MCP (Model Context Protocol) is an open protocol developed by Anthropic that allows Claude to interact with external tools and services in a standardized way. Here’s why it’s a paradigm shift.
The problem it solves
Before MCP, connecting Claude to an external service meant rewriting the same plumbing for every project. Verbose, custom, non-reusable.
What MCP changes
MCP standardizes the interface between Claude and external tools. An MCP server exposes tools that Claude can call natively — without you having to manage the plumbing.

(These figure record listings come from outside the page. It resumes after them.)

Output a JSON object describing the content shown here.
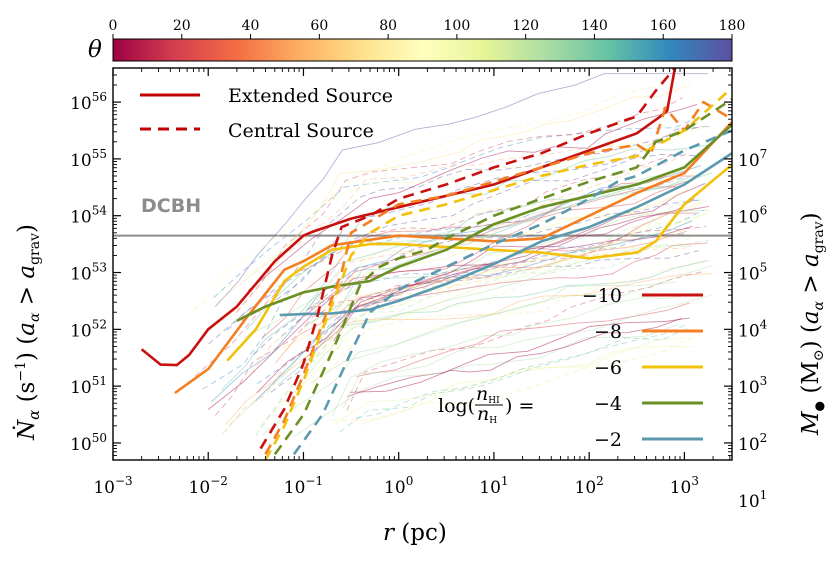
{
  "chart_data": {
    "type": "line",
    "xlabel": "r (pc)",
    "ylabel_left": "Ṅα (s⁻¹) (aα > a_grav)",
    "ylabel_right": "M• (M⊙) (aα > a_grav)",
    "xscale": "log",
    "yscale": "log",
    "xlim_log10": [
      -3,
      3.5
    ],
    "ylim_log10": [
      49.7,
      56.6
    ],
    "xtick_labels": [
      {
        "exp": -3,
        "base": "10",
        "sup": "−3"
      },
      {
        "exp": -2,
        "base": "10",
        "sup": "−2"
      },
      {
        "exp": -1,
        "base": "10",
        "sup": "−1"
      },
      {
        "exp": 0,
        "base": "10",
        "sup": "0"
      },
      {
        "exp": 1,
        "base": "10",
        "sup": "1"
      },
      {
        "exp": 2,
        "base": "10",
        "sup": "2"
      },
      {
        "exp": 3,
        "base": "10",
        "sup": "3"
      }
    ],
    "ytick_labels_left": [
      {
        "exp": 50,
        "base": "10",
        "sup": "50"
      },
      {
        "exp": 51,
        "base": "10",
        "sup": "51"
      },
      {
        "exp": 52,
        "base": "10",
        "sup": "52"
      },
      {
        "exp": 53,
        "base": "10",
        "sup": "53"
      },
      {
        "exp": 54,
        "base": "10",
        "sup": "54"
      },
      {
        "exp": 55,
        "base": "10",
        "sup": "55"
      },
      {
        "exp": 56,
        "base": "10",
        "sup": "56"
      }
    ],
    "right_axis_offset": 48,
    "ytick_labels_right": [
      {
        "exp": 1,
        "base": "10",
        "sup": "1"
      },
      {
        "exp": 2,
        "base": "10",
        "sup": "2"
      },
      {
        "exp": 3,
        "base": "10",
        "sup": "3"
      },
      {
        "exp": 4,
        "base": "10",
        "sup": "4"
      },
      {
        "exp": 5,
        "base": "10",
        "sup": "5"
      },
      {
        "exp": 6,
        "base": "10",
        "sup": "6"
      },
      {
        "exp": 7,
        "base": "10",
        "sup": "7"
      }
    ],
    "dcbh": {
      "label": "DCBH",
      "y_log10": 53.65,
      "color": "#8c8c8c"
    },
    "colorbar": {
      "label": "θ",
      "min": 0,
      "max": 180,
      "ticks": [
        "0",
        "20",
        "40",
        "60",
        "80",
        "100",
        "120",
        "140",
        "160",
        "180"
      ],
      "colors": [
        "#9e0142",
        "#d53e4f",
        "#f46d43",
        "#fdae61",
        "#fee08b",
        "#ffffbf",
        "#e6f598",
        "#abdda4",
        "#66c2a5",
        "#3288bd",
        "#5e4fa2"
      ]
    },
    "style_legend": [
      {
        "label": "Extended Source",
        "dash": "solid",
        "color": "#c00000"
      },
      {
        "label": "Central Source",
        "dash": "dashed",
        "color": "#c00000"
      }
    ],
    "ratio_legend": {
      "prefix": "log(",
      "num": "n",
      "num_sub": "HI",
      "den": "n",
      "den_sub": "H",
      "suffix": ") =",
      "entries": [
        {
          "label": "−10",
          "color": "#c8100f"
        },
        {
          "label": "−8",
          "color": "#f47f23"
        },
        {
          "label": "−6",
          "color": "#f2c10a"
        },
        {
          "label": "−4",
          "color": "#6a8f22"
        },
        {
          "label": "−2",
          "color": "#5b9aae"
        }
      ]
    },
    "series": [
      {
        "name": "−10 extended",
        "color": "#c8100f",
        "dash": "solid",
        "x_log10": [
          -2.7,
          -2.5,
          -2.33,
          -2.2,
          -2.0,
          -1.7,
          -1.3,
          -1.0,
          -0.9,
          -0.5,
          0.0,
          0.5,
          1.0,
          1.5,
          2.0,
          2.5,
          2.75,
          2.82,
          2.9
        ],
        "y_log10": [
          51.65,
          51.38,
          51.37,
          51.55,
          52.0,
          52.4,
          53.2,
          53.65,
          53.72,
          53.95,
          54.15,
          54.35,
          54.55,
          54.85,
          55.15,
          55.45,
          55.75,
          55.85,
          56.6
        ]
      },
      {
        "name": "−8 extended",
        "color": "#f47f23",
        "dash": "solid",
        "x_log10": [
          -2.35,
          -2.0,
          -1.6,
          -1.2,
          -1.0,
          -0.7,
          0.0,
          0.5,
          1.0,
          1.5,
          2.0,
          2.5,
          3.0,
          3.5
        ],
        "y_log10": [
          50.88,
          51.3,
          52.2,
          53.05,
          53.2,
          53.48,
          53.65,
          53.6,
          53.55,
          53.6,
          54.0,
          54.4,
          54.75,
          55.65
        ]
      },
      {
        "name": "−6 extended",
        "color": "#f2c10a",
        "dash": "solid",
        "x_log10": [
          -1.8,
          -1.5,
          -1.2,
          -1.0,
          -0.7,
          -0.3,
          0.0,
          0.5,
          1.0,
          1.5,
          2.0,
          2.5,
          2.7,
          3.0,
          3.5
        ],
        "y_log10": [
          51.45,
          52.0,
          52.85,
          53.1,
          53.4,
          53.5,
          53.5,
          53.45,
          53.4,
          53.35,
          53.25,
          53.35,
          53.55,
          54.2,
          54.9
        ]
      },
      {
        "name": "−4 extended",
        "color": "#6a8f22",
        "dash": "solid",
        "x_log10": [
          -1.7,
          -1.4,
          -1.0,
          -0.7,
          -0.3,
          0.0,
          0.5,
          1.0,
          1.5,
          2.0,
          2.5,
          3.0,
          3.5
        ],
        "y_log10": [
          52.15,
          52.4,
          52.65,
          52.75,
          52.85,
          53.1,
          53.4,
          53.85,
          54.15,
          54.35,
          54.55,
          54.85,
          55.6
        ]
      },
      {
        "name": "−2 extended",
        "color": "#5b9aae",
        "dash": "solid",
        "x_log10": [
          -1.25,
          -1.0,
          -0.7,
          -0.3,
          0.0,
          0.5,
          1.0,
          1.5,
          2.0,
          2.5,
          3.0,
          3.5
        ],
        "y_log10": [
          52.25,
          52.27,
          52.28,
          52.35,
          52.5,
          52.8,
          53.15,
          53.55,
          53.8,
          54.15,
          54.55,
          55.1
        ]
      },
      {
        "name": "−10 central",
        "color": "#c8100f",
        "dash": "dashed",
        "x_log10": [
          -1.45,
          -1.2,
          -1.0,
          -0.85,
          -0.7,
          -0.6,
          -0.3,
          0.0,
          0.5,
          1.0,
          1.5,
          2.0,
          2.5,
          2.7,
          2.9
        ],
        "y_log10": [
          49.9,
          50.6,
          51.4,
          52.25,
          53.3,
          53.8,
          54.0,
          54.3,
          54.55,
          54.85,
          55.1,
          55.45,
          55.75,
          56.2,
          56.6
        ]
      },
      {
        "name": "−8 central",
        "color": "#f47f23",
        "dash": "dashed",
        "x_log10": [
          -1.4,
          -1.2,
          -1.0,
          -0.8,
          -0.6,
          -0.5,
          -0.3,
          0.0,
          0.5,
          1.0,
          1.5,
          2.0,
          2.5,
          2.65,
          2.8,
          3.0,
          3.2,
          3.5
        ],
        "y_log10": [
          49.8,
          50.4,
          51.2,
          52.1,
          53.0,
          53.7,
          53.9,
          54.2,
          54.35,
          54.6,
          54.85,
          55.1,
          55.25,
          55.1,
          55.9,
          55.5,
          56.0,
          55.7
        ]
      },
      {
        "name": "−6 central",
        "color": "#f2c10a",
        "dash": "dashed",
        "x_log10": [
          -1.4,
          -1.2,
          -1.0,
          -0.8,
          -0.5,
          -0.3,
          0.0,
          0.5,
          1.0,
          1.5,
          2.0,
          2.5,
          3.0,
          3.5
        ],
        "y_log10": [
          49.7,
          50.3,
          51.1,
          52.0,
          53.3,
          53.7,
          54.0,
          54.2,
          54.45,
          54.7,
          54.9,
          55.05,
          55.5,
          56.25
        ]
      },
      {
        "name": "−4 central",
        "color": "#6a8f22",
        "dash": "dashed",
        "x_log10": [
          -1.3,
          -1.0,
          -0.7,
          -0.4,
          -0.2,
          0.0,
          0.3,
          0.5,
          1.0,
          1.5,
          2.0,
          2.5,
          2.7,
          3.0,
          3.5
        ],
        "y_log10": [
          49.8,
          50.5,
          51.6,
          52.8,
          53.1,
          53.25,
          53.4,
          53.6,
          54.0,
          54.3,
          54.6,
          54.85,
          55.3,
          55.5,
          56.05
        ]
      },
      {
        "name": "−2 central",
        "color": "#5b9aae",
        "dash": "dashed",
        "x_log10": [
          -1.1,
          -0.8,
          -0.5,
          -0.3,
          0.0,
          0.5,
          1.0,
          1.5,
          2.0,
          2.3,
          2.5,
          3.0,
          3.5
        ],
        "y_log10": [
          49.8,
          50.5,
          51.6,
          52.3,
          52.7,
          53.1,
          53.5,
          53.85,
          54.3,
          54.6,
          54.7,
          55.15,
          55.5
        ]
      }
    ]
  }
}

Client → MCP Server → Tool/Service
↑
Claude decides
when and how
to call it
A concrete example
You want Claude to read and create tasks in your project system. With MCP:
- You create an MCP server exposing 3 tools:
list_tasks,get_task,create_task - You connect it to your Claude client
- Claude can now call these tools in conversation
The open source ecosystem
The community has already created hundreds of MCP servers for common tools: GitHub, Notion, Google Drive, SQL databases, REST APIs, file systems…
Find them at github.com/modelcontextprotocol/servers.
For POs and managers
MCP changes how you think about agents. Instead of asking “how can Claude access X?”, the question becomes “which MCP server exposes X?” — often, someone has already done it.
What I take away
MCP isn’t revolutionary in concept — tool calls existed before. What changes is standardization: an MCP server written once works with all compatible MCP clients.